- Ursula St. George, in an autographed photo from 1912.
- Born: Ursula Edith Kate Mackarness October 22, 1895 Staten Island, New York, US
- Died: May 1979 (aged 83) Chichester, West Sussex, England
- Occupations: Actress, art collector
- Spouse: Anders Eric Knös Cull (d. 1968)
- Relatives: James Planché (great-grandfather); Matilda Anne Mackarness (grandmother); George Bellew (son-in-law)

= Ursula St. George =

American actress (1895–1979)

Ursula Edith Kate Mackarness Cull (October 22, 1895 – May 1979); known professionally as Ursula St. George, was an American actress as a teenager. Later in life, known as U. E. K. Cull, she collected art and ancient Chinese artifacts with her banker husband in London.

== Early life ==
Ursula Edith Kate Mackarness was born on Staten Island. Her English-born father Charles Mackarness was a grandson of dramatist James Planché and son of novelist Matilda Anne Mackarness; he was a magazine editor, sculptor, and dog breeder. Her mother was an actress, and toured with young Ursula as a chaperone.

== Career ==
St. George appeared in The Blue Bird (1911), and was best known in the title role in Rebecca of Sunnybrook Farm, which she performed across the United States and Canada in a Klaw and Erlanger production, 1911 and 1912. She was sixteen years old for much of the run of the show. "Miss St. George holds her audience in the delicious spell of her girlishness and ingenuous beauty," raved a Texas critic.

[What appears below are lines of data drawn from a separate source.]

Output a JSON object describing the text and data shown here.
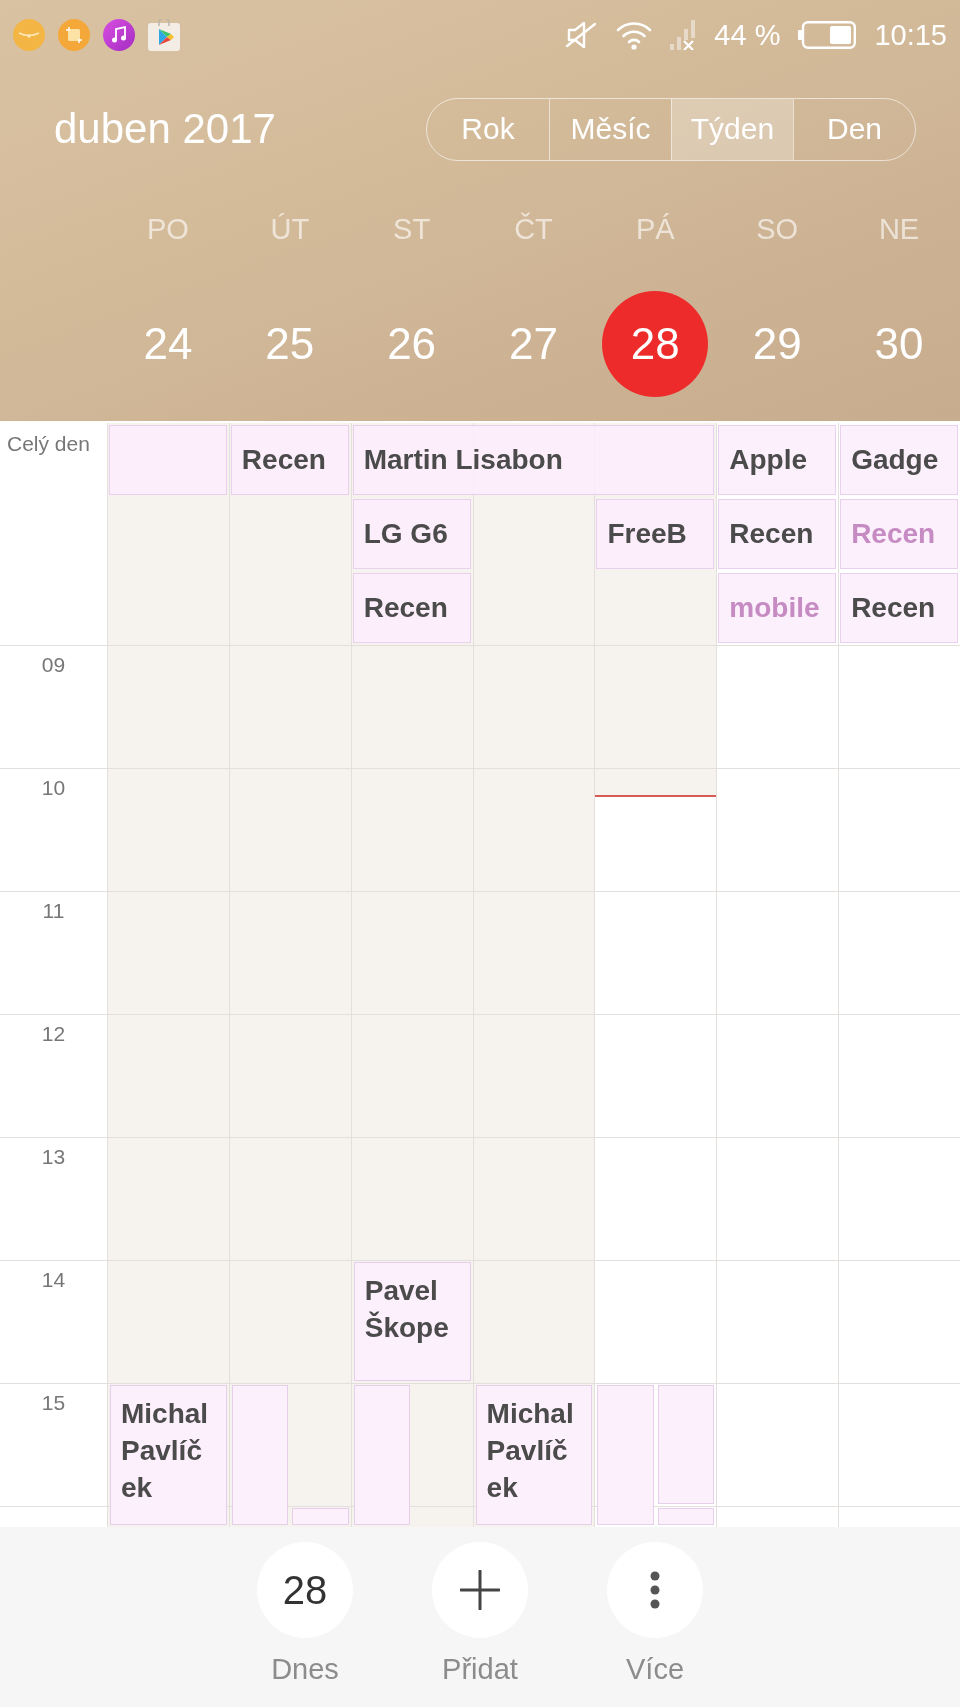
{
  "status_bar": {
    "battery": "44 %",
    "time": "10:15"
  },
  "header": {
    "title": "duben 2017",
    "view_tabs": [
      {
        "label": "Rok",
        "selected": false
      },
      {
        "label": "Měsíc",
        "selected": false
      },
      {
        "label": "Týden",
        "selected": true
      },
      {
        "label": "Den",
        "selected": false
      }
    ]
  },
  "days": [
    {
      "weekday": "PO",
      "date": "24",
      "selected": false,
      "past": true
    },
    {
      "weekday": "ÚT",
      "date": "25",
      "selected": false,
      "past": true
    },
    {
      "weekday": "ST",
      "date": "26",
      "selected": false,
      "past": true
    },
    {
      "weekday": "ČT",
      "date": "27",
      "selected": false,
      "past": true
    },
    {
      "weekday": "PÁ",
      "date": "28",
      "selected": true,
      "past": false,
      "elapsed": {
        "level": 0.17
      }
    },
    {
      "weekday": "SO",
      "date": "29",
      "selected": false,
      "past": false
    },
    {
      "weekday": "NE",
      "date": "30",
      "selected": false,
      "past": false
    }
  ],
  "all_day": {
    "label": "Celý den",
    "rows": [
      {
        "slots": [
          {
            "kind": "event"
          },
          {
            "kind": "event",
            "title": "Recen",
            "faded": false
          },
          {
            "kind": "event",
            "title": "Martin Lisabon",
            "faded": false
          },
          {
            "kind": "continued"
          },
          {
            "kind": "continued"
          },
          {
            "kind": "event",
            "title": "Apple",
            "faded": false
          },
          {
            "kind": "event",
            "title": "Gadge",
            "faded": false
          }
        ]
      },
      {
        "slots": [
          {
            "kind": "empty"
          },
          {
            "kind": "empty"
          },
          {
            "kind": "event",
            "title": "LG G6",
            "faded": false
          },
          {
            "kind": "empty"
          },
          {
            "kind": "event",
            "title": "FreeB",
            "faded": false
          },
          {
            "kind": "event",
            "title": "Recen",
            "faded": false
          },
          {
            "kind": "event",
            "title": "Recen",
            "faded": true
          }
        ]
      },
      {
        "slots": [
          {
            "kind": "empty"
          },
          {
            "kind": "empty"
          },
          {
            "kind": "event",
            "title": "Recen",
            "faded": false
          },
          {
            "kind": "empty"
          },
          {
            "kind": "empty"
          },
          {
            "kind": "event",
            "title": "mobile",
            "faded": true
          },
          {
            "kind": "event",
            "title": "Recen",
            "faded": false
          }
        ]
      }
    ]
  },
  "hours": [
    {
      "label": "09"
    },
    {
      "label": "10"
    },
    {
      "label": "11"
    },
    {
      "label": "12"
    },
    {
      "label": "13"
    },
    {
      "label": "14",
      "slots": [
        {
          "kind": "free"
        },
        {
          "kind": "free"
        },
        {
          "kind": "booked",
          "events": [
            {
              "kind": "full",
              "title": "Pavel Škope",
              "continues": false
            }
          ]
        },
        {
          "kind": "free"
        },
        {
          "kind": "free"
        },
        {
          "kind": "free"
        },
        {
          "kind": "free"
        }
      ]
    },
    {
      "label": "15",
      "slots": [
        {
          "kind": "booked",
          "events": [
            {
              "kind": "full",
              "title": "Michal Pavlíček",
              "continues": true
            }
          ]
        },
        {
          "kind": "booked",
          "events": [
            {
              "kind": "left",
              "continues": true
            }
          ]
        },
        {
          "kind": "booked",
          "events": [
            {
              "kind": "left",
              "continues": true
            }
          ]
        },
        {
          "kind": "booked",
          "events": [
            {
              "kind": "full",
              "title": "Michal Pavlíček",
              "continues": true
            }
          ]
        },
        {
          "kind": "booked",
          "events": [
            {
              "kind": "left",
              "continues": true
            },
            {
              "kind": "right",
              "continues": false
            }
          ]
        },
        {
          "kind": "free"
        },
        {
          "kind": "free"
        }
      ]
    },
    {
      "slots": [
        {
          "kind": "free"
        },
        {
          "kind": "booked",
          "events": [
            {
              "kind": "right"
            }
          ]
        },
        {
          "kind": "free"
        },
        {
          "kind": "free"
        },
        {
          "kind": "booked",
          "events": [
            {
              "kind": "right"
            }
          ]
        },
        {
          "kind": "free"
        },
        {
          "kind": "free"
        }
      ]
    }
  ],
  "bottom_bar": {
    "actions": [
      {
        "kind": "today",
        "label": "Dnes",
        "date": "28"
      },
      {
        "kind": "add",
        "label": "Přidat"
      },
      {
        "kind": "more",
        "label": "Více"
      }
    ]
  }
}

She and her husband were art collectors, and had a particularly valuable collection of ancient Chinese artifacts. In 1927, Australian artist James Peter Quinn painted her portrait. In 1972, she donated a pair of ancient Chinese bronze vessels to the British Museum, with enough money to build a case for them. Other Cull collection items were auctioned by Sotheby's in the 1960s, and she sold seven paintings by James Peter Quinn in 1975. Further objects from their collection were bequeathed to the British Museum in 1979.

== Personal life ==
Ursula Mackarness married London banker Anders Eric Knos Cull in 1913, in London. They had six children and lived at Warfield House in Bracknell, Berkshire. Their eldest daughter, Ursula Kennard Cull, was married to Sir George Rothe Bellew, Garter Principal King of Arms. The Culls' grandson Eric Brodnax was a member of the equestrian team representing the U.S. Virgin Islands at the 1988 Summer Olympics in Seoul.

Ursula Mackarness Cull was widowed in 1968, and died in May, 1979.